After leaving my short-lived life as a Londoner, I did a week-long ultra touristy trek through Italy, hitting up Rome, Venice, Pompeii, and the Amalfi Coast. Everyone assured me I would absolutely love the romantic old-world charm of Venice. But after three days of exploring the maze-like canals and carless streets, I wasn’t impressed.
To me, I could easily see how Venice could be like the Times Square of Italy—the overcrowded tourist trap where no local in their right mind would ever go. Maybe it was just the time of year (late April) or the places I’d visited, but it seemed as though every narrow walkway was jam-packed with groups of map-wielding, camera happy tourists.
The antique architecture was enough to make me reach for my own camera at every turn. But after a while most of the streets (and my photographs) began to look the same. Okay, so maybe all of that weaving over and around canals led me in circles more times than I’d like to admit, but the narrow walkways crowded with storefronts, restaurants, and hotels really did become difficult to tell apart from one another.
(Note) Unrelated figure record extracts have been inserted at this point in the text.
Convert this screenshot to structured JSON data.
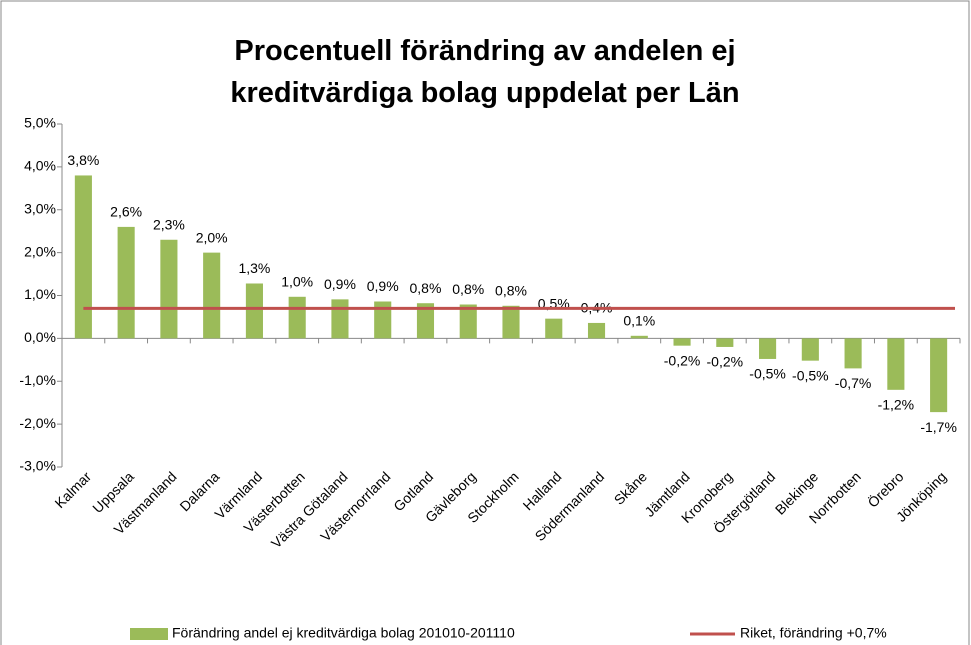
{
  "chart_data": {
    "type": "bar",
    "title": "Procentuell förändring av andelen ej kreditvärdiga bolag uppdelat per Län",
    "categories": [
      "Kalmar",
      "Uppsala",
      "Västmanland",
      "Dalarna",
      "Värmland",
      "Västerbotten",
      "Västra Götaland",
      "Västernorrland",
      "Gotland",
      "Gävleborg",
      "Stockholm",
      "Halland",
      "Södermanland",
      "Skåne",
      "Jämtland",
      "Kronoberg",
      "Östergötland",
      "Blekinge",
      "Norrbotten",
      "Örebro",
      "Jönköping"
    ],
    "series": [
      {
        "name": "Förändring andel ej kreditvärdiga bolag 201010-201110",
        "color": "#9bbb59",
        "values": [
          3.8,
          2.6,
          2.3,
          2.0,
          1.28,
          0.97,
          0.91,
          0.86,
          0.82,
          0.79,
          0.76,
          0.46,
          0.36,
          0.06,
          -0.17,
          -0.2,
          -0.48,
          -0.52,
          -0.7,
          -1.2,
          -1.72
        ],
        "value_labels": [
          "3,8%",
          "2,6%",
          "2,3%",
          "2,0%",
          "1,3%",
          "1,0%",
          "0,9%",
          "0,9%",
          "0,8%",
          "0,8%",
          "0,8%",
          "0,5%",
          "0,4%",
          "0,1%",
          "-0,2%",
          "-0,2%",
          "-0,5%",
          "-0,5%",
          "-0,7%",
          "-1,2%",
          "-1,7%"
        ]
      },
      {
        "name": "Riket, förändring +0,7%",
        "color": "#c0504d",
        "type": "line",
        "value": 0.7
      }
    ],
    "ylim": [
      -3,
      5
    ],
    "yticks": [
      {
        "value": -3,
        "label": "-3,0%"
      },
      {
        "value": -2,
        "label": "-2,0%"
      },
      {
        "value": -1,
        "label": "-1,0%"
      },
      {
        "value": 0,
        "label": "0,0%"
      },
      {
        "value": 1,
        "label": "1,0%"
      },
      {
        "value": 2,
        "label": "2,0%"
      },
      {
        "value": 3,
        "label": "3,0%"
      },
      {
        "value": 4,
        "label": "4,0%"
      },
      {
        "value": 5,
        "label": "5,0%"
      }
    ],
    "legend": "bottom"
  }
}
Sometimes (particularly when I was hangry or had to pee) it was just downright annoying to look across the street and see where I wanted to go, only to have to go six blocks out of my way to the nearest bridge to do so—and then getting lost. Lazy/dumb I know, but I don’t like maps and well, this is what happens when you don’t use maps in Venice.
A lot of people talk about how romantic Venice is. I wasn’t there on a romantic getaway, but the sheer amount of people at every turn made me wonder how anyone could consider Venice a romantic destination. These must be the same kind of people who also think New Years in Times Square or Jumbotron marriage proposals are romantic as well.
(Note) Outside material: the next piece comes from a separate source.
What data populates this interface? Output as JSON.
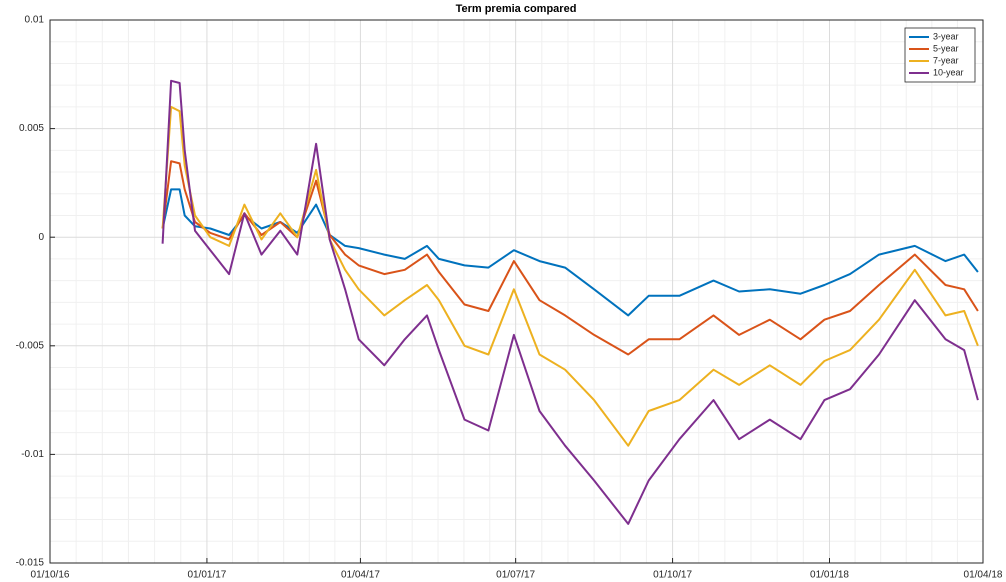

And let’s not forgot the infamous gondola ride. I knew they would be expensive, but $80-$100 to ride down a crowded canal alongside noisy motorboats while sucking in exhaust fumes? No thanks, I’ll go stuff my face with a five course meal of carbs at an awesome restaurant for that kind of money. I saw gondola guides talking on their cell phones and shouting at one another when they got within earshot. Ooh yes, I’ll take my romance with a side of boat rage please! (Okay I’m sure they’re really not that bad, this is just my way of justifying the fact that I didn’t spend that insane amount of money).
I must say that all of the food I had was pretty delicious in Venice, even though I’m sure that I ate at more than my fair share of tourist traps. Fresh meats, milky cheeses, homemade pastas, and an abundance of wine made every mealtime my favorite time of day.
Sadly, my absolute favorite day was the day we decided to grab a glass of wine (sometimes three) at each place we passed on our aimless walk through the maze-like streets. I usually prefer traveling to places where I don’t need to get drunk to enjoy myself, but the booze really helped to block out all of the tourists and notice the things that so many people love about Venice. Suddenly the city had a kind of rustic charm to it as wrinkled couples made their way through the streets while spouting off loud Italian. Loads of brightly colored laundry flapped against the peeling paint of centuries-old buildings. Kids ran through the car-free streets kicking soccer balls, and restaurants lured us in with their accordions and wine lists.
Wine was definitely a good choice in Venice.
Have you ever been to Venice? What do you think, love it or skip it?